Chairman Bovo reminded Ms. Heyman that it was a meeting discussion item and there was no legislation to move forward.
“If you’re requesting legislation, we can just prepare it. That doesn’t require a motion or second,” an assistant county attorney said.
Deputy Mayor Ed Marquez then defended the administration’s decision to scale back.
“My boss directed us to go and see if the footprint could be reduced,” Mr. Marquez said, “not because we don’t want to give the courts everything they want, but because there is a fiscal reality. There is a cost to this. It’s not free.”
Mr. Marquez also reminded commissioners that it was not a unilateral decision by Mr. Giménez to reduce the county costs, as “several commissioners are telling us we have to be frugal on this.”
Mr. Marquez said the master plan was developed before the successful referendum to increase the homestead exemption, “so the general fund is going to be tight” and saving $87 million in construction costs is preferable to decreasing county services elsewhere.
In the meantime, Ms. Heyman is to work with county attorneys to draft legislation requesting that the courthouse in the original master plan be constructed.
Ms. Smith told Miami Today the county issued a draft of the request for qualifications last week at Ms. Heyman’s request.

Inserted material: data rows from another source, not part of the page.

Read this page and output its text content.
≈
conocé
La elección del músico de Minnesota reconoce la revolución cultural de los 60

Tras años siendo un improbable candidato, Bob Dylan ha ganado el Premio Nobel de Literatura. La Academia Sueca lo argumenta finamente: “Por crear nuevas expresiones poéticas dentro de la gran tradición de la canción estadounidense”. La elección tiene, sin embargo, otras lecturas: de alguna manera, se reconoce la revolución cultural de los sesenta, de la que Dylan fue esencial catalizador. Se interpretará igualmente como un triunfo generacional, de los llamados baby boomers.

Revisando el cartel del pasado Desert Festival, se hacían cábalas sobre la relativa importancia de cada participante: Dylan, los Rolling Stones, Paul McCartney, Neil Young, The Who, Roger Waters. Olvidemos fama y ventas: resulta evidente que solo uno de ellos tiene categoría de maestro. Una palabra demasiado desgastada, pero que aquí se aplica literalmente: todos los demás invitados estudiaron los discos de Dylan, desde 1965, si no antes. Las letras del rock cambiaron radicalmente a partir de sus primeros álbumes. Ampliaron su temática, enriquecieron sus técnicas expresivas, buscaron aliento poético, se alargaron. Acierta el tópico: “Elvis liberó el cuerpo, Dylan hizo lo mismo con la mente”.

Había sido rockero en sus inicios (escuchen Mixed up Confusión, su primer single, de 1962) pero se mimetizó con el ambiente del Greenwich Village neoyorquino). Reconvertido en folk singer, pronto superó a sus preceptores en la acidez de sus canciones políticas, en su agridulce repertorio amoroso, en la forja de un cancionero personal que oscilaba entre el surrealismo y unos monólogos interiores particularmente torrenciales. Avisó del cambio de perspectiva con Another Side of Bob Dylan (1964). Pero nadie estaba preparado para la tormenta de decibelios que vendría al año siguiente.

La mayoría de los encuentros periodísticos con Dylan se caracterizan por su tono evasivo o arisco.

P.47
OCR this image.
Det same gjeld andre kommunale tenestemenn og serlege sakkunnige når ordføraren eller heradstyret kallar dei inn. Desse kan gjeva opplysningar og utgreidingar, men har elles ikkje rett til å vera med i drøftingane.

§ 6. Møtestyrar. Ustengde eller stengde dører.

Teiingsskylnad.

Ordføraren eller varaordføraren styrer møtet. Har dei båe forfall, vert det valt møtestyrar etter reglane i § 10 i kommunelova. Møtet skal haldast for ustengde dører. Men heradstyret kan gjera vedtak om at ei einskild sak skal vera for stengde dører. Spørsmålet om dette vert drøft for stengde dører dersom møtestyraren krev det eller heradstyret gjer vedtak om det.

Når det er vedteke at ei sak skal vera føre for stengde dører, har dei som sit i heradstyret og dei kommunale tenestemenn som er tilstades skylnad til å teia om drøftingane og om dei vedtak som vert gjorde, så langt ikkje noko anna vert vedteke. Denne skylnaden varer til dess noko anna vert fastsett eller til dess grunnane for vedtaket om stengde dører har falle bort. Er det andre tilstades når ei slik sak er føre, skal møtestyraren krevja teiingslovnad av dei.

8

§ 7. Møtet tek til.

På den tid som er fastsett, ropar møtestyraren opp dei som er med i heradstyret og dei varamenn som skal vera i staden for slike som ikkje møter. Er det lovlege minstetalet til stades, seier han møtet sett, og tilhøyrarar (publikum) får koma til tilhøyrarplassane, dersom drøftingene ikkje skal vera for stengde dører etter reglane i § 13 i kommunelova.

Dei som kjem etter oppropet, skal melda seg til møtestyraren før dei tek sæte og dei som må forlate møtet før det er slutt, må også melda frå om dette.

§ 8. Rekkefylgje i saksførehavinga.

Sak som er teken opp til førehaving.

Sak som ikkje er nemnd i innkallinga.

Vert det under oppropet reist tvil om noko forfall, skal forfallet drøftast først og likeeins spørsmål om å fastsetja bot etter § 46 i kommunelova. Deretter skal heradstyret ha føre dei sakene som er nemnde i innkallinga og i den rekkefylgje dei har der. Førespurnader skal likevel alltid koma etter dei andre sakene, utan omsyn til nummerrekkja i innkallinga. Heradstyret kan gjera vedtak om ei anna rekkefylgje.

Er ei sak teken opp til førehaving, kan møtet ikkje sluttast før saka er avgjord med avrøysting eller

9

“I was asked to do a dual track and we’ve done that,” Ms. Smith said. “While we are reviewing the unsolicited proposal we are also on a separate RFQ path.”
Ms. Smith said the final draft on the separate RFQ will be issued in the coming days before the county has a decision made on the unsolicited proposal.
When asked if this will confuse developers, Ms. Smith said it could be confusing to the industry to not know what the county wants.
“We’re putting people in a position where they could conceivably submit two different proposals,” Ms. Smith said. “The dual track is extra work.”
Ms. Smith said she can’t opine on what the final track would be, but hopes “we will soon have a clear path on how to move forward.”
The existing Dade County Courthouse on Flagler Street, begun in 1925, has long been deteriorating and is far smaller than is now needed in both facilities and number of courtrooms. Its replacement and its future have been debated for years.